MicroStrategy provides out-of-the-box single sign-on support for the following authentication providers:  

  • Windows NT authentication

  • Integrated authentication (Kerberos) 

  • Trusted authentication

    • CA Siteminder 

    • IBM Tivoli Access Manager

    • Oracle Identity Manager 

  • Portal authentication 

    • Microsoft Office SharePoint

    • Oracle WebLogic

    • IBM WebSphere 

    • SAP NetWeaver 

    • Liferay 

    • DotNetNuke 

    • Drupal

There are three ways to customize single sign-on to MicroStrategy Web.

  • Customizing trusted authentication

    You can use the MicroStrategy Web Customization Editor to customize any of the three supported trusted authentication providers—CA SiteMinder, IBM Tivoli Access Manager, and Oracle Identity Manager.

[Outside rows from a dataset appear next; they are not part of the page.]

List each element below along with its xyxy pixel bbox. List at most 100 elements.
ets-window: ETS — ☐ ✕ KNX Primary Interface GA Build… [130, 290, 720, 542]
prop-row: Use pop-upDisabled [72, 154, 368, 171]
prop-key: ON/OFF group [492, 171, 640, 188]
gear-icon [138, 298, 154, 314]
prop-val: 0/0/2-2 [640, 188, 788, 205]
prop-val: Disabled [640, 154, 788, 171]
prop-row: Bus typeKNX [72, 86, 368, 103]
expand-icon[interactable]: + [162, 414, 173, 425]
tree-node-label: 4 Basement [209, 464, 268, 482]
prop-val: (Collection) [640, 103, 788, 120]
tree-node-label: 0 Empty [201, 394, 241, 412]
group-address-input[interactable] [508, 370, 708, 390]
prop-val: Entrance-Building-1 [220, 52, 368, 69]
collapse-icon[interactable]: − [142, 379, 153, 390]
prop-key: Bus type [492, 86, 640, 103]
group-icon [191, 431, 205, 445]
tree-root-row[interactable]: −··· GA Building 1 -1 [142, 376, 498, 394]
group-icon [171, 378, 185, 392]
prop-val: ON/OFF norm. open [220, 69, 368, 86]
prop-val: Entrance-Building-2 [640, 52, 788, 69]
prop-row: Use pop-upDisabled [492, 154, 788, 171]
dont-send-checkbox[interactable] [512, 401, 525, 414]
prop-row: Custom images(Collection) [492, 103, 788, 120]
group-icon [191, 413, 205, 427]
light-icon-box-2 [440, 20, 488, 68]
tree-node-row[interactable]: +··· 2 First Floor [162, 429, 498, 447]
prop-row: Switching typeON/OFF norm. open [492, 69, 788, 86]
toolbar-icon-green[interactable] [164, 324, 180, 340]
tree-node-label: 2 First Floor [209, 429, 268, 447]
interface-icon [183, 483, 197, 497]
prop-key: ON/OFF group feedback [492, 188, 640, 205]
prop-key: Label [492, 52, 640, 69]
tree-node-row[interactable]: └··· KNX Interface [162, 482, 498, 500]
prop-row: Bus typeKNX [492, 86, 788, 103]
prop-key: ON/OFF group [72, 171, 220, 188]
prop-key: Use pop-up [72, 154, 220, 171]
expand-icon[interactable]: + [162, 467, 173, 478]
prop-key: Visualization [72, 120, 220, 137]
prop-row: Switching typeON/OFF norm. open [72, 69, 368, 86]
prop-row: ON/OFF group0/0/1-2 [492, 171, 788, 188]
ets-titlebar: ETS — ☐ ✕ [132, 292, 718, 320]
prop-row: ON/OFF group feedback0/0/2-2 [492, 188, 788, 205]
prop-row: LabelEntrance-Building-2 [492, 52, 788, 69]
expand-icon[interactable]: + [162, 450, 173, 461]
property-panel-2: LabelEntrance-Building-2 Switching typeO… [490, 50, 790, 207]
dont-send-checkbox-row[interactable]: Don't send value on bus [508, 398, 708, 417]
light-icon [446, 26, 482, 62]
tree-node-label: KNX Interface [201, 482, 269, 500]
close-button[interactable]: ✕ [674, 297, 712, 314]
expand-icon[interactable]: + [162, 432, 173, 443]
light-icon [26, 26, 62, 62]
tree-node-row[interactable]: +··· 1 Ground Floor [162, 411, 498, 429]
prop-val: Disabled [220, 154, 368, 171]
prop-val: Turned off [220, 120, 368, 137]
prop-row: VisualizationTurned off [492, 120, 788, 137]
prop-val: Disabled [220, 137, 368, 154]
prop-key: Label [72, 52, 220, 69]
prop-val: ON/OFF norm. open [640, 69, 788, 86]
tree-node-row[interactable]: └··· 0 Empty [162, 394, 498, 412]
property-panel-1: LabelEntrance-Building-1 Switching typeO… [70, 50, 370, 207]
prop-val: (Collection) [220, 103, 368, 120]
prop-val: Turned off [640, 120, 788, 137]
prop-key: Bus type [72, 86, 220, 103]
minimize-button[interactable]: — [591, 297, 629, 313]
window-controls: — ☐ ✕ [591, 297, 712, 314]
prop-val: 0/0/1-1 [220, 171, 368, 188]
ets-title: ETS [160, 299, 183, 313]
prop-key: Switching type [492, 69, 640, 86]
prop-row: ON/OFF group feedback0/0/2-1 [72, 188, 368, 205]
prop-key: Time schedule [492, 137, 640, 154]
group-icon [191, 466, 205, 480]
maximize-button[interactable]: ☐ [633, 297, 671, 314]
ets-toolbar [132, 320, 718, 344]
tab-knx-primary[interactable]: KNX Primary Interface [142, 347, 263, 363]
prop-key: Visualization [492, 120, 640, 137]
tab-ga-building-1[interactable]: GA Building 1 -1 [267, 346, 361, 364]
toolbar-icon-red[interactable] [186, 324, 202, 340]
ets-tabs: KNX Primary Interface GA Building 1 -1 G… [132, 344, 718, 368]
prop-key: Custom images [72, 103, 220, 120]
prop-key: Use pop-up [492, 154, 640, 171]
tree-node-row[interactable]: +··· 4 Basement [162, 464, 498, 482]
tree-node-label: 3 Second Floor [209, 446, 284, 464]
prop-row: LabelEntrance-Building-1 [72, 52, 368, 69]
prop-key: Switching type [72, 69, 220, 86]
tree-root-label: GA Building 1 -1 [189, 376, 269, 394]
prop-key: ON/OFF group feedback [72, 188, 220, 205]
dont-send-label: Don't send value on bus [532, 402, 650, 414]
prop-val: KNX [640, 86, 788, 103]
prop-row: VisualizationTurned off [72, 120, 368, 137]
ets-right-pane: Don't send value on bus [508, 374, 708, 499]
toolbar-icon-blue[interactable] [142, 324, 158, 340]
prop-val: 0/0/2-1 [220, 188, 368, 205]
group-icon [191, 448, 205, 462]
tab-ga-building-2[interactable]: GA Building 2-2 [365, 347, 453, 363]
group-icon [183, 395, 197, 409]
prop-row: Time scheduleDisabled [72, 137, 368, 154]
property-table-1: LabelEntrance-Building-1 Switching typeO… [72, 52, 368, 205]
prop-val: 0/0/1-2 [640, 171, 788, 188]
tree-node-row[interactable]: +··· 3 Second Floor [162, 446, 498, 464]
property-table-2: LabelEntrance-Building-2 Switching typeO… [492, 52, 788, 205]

You can also add a new custom trusted authentication provider and customize your MicroStrategy environment to use PHP-based authentication for trusted authentication. 

  • Using a custom External Security Module ( ESM)

    You can use a custom ESM to customize single sign-on to MicroStrategy Web. For example, you can add code in the ESM that mimics the out-of-the-box trusted authentication (that is, that confirms a user has been successfully logged in by an authentication server and is a valid MicroStrategy user). The Single Sign-on (SSO) Sample illustrates this approach. You can also add code in the ESM to perform other kinds of logic, such as adding additional authorization criteria.

    In the Single Sign-on (SSO) Sample, a custom ESM contains the logic to confirm whether or not a user has been successfully logged in by an authentication server and is a valid MicroStrategy user. To accomplish this, the code in the custom ESM class retrieves a token that has been passed in the URL and validates it using the sample authentication server provided as part of this sample. (In a production environment, the token would be validated using the API of the existing authentication server.) If the token is valid, the ESM creates a new MicroStrategy Intelligence Server session and returns the newly created session to MicroStrategy Web. If the token is invalid, the ESM tells MicroStrategy Web to redirect the user to a custom login page. 

  • Implementing SSO through a third-party application

    You can customize SSO through a third-party application in several ways. You can use a credential mapper class to customize SSO to any of the out-of-the-box MicroStrategy portlets. You can also use the MicroStrategy Task Infrastructure to customize SSO through a third-party application.